Listeners know that I advise people to put as few apps as possible on their smart phones. That’s because it’s easy to publish a malicious app on the Web. Here’s another example: A new game called Fortnite is sweeping the world. Lots of Android phone users want it on their device. However, Fortnite is only made for Apple, xBox, PlayStation 4 and Windows PC devices. There isn’t an Android version yet. So stop searching for “how to install Fortnite on Android.” That will only lead to malware on your device. The manufacturer promises there will be an Android version shortly. Until then, relax.
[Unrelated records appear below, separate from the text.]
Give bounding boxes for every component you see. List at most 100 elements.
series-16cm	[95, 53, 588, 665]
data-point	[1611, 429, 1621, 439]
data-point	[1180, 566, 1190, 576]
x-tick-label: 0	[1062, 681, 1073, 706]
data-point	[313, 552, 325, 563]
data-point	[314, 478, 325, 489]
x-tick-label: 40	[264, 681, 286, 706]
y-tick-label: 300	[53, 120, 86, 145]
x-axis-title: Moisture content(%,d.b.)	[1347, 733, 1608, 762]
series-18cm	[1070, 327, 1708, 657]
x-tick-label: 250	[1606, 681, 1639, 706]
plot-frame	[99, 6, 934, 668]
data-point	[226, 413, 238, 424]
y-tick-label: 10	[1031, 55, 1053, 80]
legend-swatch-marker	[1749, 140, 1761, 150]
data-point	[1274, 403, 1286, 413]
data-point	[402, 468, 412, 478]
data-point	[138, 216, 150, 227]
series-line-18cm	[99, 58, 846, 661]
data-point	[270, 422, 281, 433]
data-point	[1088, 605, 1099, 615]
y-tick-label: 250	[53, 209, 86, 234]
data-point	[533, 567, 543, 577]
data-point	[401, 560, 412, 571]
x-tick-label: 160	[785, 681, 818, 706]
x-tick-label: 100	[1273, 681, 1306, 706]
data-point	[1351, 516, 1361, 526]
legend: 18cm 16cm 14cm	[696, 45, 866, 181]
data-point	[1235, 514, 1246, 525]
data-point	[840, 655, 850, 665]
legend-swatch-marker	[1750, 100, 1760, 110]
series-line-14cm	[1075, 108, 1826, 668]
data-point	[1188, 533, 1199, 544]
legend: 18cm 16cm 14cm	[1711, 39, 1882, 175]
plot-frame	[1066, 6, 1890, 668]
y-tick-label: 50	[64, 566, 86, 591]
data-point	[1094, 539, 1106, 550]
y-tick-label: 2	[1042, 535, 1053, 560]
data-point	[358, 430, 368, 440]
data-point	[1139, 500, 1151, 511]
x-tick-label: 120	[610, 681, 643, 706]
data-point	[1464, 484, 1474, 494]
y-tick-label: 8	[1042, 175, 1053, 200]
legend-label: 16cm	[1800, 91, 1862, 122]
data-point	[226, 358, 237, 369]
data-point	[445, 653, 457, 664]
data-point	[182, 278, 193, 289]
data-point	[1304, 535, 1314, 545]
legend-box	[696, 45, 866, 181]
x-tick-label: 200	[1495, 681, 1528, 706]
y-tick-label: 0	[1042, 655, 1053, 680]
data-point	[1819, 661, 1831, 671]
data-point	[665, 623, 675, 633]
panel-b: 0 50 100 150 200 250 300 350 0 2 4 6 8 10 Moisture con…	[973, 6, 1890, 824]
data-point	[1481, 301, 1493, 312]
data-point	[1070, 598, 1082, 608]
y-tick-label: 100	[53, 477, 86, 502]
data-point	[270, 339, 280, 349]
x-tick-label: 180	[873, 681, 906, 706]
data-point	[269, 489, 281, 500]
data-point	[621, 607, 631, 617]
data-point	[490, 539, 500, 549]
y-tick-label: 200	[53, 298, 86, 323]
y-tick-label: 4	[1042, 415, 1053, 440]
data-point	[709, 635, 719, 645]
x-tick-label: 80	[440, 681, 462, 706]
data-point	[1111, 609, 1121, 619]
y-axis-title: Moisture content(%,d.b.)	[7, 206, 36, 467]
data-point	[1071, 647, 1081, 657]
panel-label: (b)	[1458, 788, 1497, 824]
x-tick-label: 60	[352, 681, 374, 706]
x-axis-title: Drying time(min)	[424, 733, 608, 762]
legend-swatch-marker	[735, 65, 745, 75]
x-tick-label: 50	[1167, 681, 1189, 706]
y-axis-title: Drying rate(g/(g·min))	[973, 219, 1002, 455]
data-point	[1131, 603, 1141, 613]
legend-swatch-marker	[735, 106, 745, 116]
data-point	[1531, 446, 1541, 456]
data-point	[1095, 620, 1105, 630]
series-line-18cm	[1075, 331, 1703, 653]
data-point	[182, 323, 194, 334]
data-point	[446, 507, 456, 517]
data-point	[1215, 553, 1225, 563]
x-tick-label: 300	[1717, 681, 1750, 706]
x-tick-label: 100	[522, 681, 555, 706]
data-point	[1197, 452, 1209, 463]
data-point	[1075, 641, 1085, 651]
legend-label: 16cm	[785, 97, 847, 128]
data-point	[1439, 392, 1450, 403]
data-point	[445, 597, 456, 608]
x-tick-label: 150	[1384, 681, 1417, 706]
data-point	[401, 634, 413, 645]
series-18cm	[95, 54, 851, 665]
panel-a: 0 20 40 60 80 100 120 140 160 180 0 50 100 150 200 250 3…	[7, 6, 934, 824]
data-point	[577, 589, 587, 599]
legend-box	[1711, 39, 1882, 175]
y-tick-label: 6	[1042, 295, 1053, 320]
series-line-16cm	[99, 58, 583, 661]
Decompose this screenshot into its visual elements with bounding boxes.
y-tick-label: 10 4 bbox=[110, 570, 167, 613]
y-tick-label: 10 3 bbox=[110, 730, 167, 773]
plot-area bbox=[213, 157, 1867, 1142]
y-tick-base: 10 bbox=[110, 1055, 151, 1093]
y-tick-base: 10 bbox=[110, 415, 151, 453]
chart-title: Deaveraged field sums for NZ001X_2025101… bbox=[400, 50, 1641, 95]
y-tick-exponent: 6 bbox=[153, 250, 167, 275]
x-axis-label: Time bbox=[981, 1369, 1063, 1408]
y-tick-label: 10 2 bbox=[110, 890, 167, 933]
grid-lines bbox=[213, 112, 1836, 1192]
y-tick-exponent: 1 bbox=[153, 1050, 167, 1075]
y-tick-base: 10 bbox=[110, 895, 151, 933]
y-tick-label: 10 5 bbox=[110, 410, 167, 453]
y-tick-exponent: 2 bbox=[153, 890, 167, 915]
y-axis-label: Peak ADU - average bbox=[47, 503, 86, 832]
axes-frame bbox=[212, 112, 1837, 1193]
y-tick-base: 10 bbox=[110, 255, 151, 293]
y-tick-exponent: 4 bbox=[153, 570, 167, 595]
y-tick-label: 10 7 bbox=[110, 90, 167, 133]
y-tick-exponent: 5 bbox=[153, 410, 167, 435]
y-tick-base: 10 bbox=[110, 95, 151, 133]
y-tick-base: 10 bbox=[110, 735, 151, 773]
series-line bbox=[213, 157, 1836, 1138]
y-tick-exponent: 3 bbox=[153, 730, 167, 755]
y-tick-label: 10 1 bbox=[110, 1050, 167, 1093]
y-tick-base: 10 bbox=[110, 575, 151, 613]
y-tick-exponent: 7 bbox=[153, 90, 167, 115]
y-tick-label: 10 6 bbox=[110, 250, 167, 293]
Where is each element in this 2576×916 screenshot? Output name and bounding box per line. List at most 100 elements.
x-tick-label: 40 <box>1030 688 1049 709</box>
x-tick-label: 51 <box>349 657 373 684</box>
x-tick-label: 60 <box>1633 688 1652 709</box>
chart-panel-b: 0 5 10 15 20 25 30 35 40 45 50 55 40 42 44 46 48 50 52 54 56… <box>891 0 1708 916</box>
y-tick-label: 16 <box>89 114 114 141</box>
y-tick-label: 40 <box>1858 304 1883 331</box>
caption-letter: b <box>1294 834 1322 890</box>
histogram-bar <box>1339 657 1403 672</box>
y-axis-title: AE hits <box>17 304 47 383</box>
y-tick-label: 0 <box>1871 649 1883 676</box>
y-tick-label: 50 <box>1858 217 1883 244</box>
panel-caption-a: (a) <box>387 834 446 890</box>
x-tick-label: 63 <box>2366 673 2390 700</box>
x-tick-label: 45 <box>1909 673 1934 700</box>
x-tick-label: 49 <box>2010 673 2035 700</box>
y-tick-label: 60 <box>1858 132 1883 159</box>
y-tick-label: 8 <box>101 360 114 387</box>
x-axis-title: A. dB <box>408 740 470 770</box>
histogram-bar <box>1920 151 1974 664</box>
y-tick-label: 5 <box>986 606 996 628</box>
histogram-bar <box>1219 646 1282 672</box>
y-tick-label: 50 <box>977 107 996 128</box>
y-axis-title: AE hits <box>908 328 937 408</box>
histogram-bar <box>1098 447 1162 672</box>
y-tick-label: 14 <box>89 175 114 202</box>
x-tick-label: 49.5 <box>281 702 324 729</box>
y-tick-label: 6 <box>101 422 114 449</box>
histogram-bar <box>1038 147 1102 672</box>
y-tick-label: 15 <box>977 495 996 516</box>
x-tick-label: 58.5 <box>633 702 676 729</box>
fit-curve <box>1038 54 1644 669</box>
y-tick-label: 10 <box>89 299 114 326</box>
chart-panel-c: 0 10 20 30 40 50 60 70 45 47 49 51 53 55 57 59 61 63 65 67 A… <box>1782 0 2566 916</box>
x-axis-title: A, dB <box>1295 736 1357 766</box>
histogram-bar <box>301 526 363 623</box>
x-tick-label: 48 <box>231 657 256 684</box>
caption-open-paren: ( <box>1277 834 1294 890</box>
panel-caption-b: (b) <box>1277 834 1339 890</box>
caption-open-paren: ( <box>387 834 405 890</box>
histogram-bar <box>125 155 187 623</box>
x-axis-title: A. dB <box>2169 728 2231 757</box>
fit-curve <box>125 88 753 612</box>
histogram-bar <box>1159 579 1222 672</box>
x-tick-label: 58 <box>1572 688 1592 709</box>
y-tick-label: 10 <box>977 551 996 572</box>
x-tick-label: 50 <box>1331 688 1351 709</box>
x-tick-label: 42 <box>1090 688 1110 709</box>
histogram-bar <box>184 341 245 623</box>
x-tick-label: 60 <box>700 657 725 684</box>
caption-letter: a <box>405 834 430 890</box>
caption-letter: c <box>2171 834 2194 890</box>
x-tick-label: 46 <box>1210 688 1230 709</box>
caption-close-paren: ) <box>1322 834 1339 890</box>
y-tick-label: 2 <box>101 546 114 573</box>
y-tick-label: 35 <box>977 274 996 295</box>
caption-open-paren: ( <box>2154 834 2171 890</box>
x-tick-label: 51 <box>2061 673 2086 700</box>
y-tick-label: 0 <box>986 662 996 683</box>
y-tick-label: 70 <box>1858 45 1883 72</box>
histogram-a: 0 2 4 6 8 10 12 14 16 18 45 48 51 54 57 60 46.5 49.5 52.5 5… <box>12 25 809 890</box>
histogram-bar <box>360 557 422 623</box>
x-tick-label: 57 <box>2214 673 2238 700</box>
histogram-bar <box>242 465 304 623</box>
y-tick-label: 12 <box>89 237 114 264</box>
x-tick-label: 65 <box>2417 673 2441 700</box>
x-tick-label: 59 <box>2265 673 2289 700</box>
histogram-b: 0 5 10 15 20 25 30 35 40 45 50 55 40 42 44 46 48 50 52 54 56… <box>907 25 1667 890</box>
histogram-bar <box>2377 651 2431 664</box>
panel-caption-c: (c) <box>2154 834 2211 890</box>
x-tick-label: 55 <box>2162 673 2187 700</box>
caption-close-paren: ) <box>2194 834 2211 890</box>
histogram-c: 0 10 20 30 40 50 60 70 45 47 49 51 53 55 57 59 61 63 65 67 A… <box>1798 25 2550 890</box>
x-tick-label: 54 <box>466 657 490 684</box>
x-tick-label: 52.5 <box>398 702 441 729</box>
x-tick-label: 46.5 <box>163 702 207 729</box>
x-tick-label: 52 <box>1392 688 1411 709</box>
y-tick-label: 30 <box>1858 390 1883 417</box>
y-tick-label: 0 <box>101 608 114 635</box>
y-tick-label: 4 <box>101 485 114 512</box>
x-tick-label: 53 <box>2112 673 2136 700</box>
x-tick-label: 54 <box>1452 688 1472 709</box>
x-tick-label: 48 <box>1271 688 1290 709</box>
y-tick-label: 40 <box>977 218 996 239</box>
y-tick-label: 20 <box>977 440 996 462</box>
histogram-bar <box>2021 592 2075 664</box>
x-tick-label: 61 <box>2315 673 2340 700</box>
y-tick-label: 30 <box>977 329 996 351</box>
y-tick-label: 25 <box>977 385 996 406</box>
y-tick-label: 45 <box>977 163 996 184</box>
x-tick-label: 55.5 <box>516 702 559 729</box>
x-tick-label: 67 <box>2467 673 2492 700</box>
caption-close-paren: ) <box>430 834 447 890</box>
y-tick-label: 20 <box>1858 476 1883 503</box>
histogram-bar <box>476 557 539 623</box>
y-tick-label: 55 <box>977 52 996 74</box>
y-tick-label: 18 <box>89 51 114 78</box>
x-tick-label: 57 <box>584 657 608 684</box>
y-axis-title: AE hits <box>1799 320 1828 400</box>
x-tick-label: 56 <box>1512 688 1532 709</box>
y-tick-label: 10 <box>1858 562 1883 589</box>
Finally, here’s another example of how people are the worst weak points in security. According to Databreaches.net, the Chicago school board sent a letter to parents on how to review schools their child is eligible to enroll at. Included was a link to a file on the Blackboard learning portal used by the board. However, that file contained phone numbers and email addresses on 3,700 students and parents, including students’ name and ID numbers. No password needed to access the file. Someone had apparently uploaded the wrong file to the portal. Apparently, it wasn’t the first time.

It’s easy to make a mistake when you’re in a rush. But with all things Internet, it’s vital everyone take their time.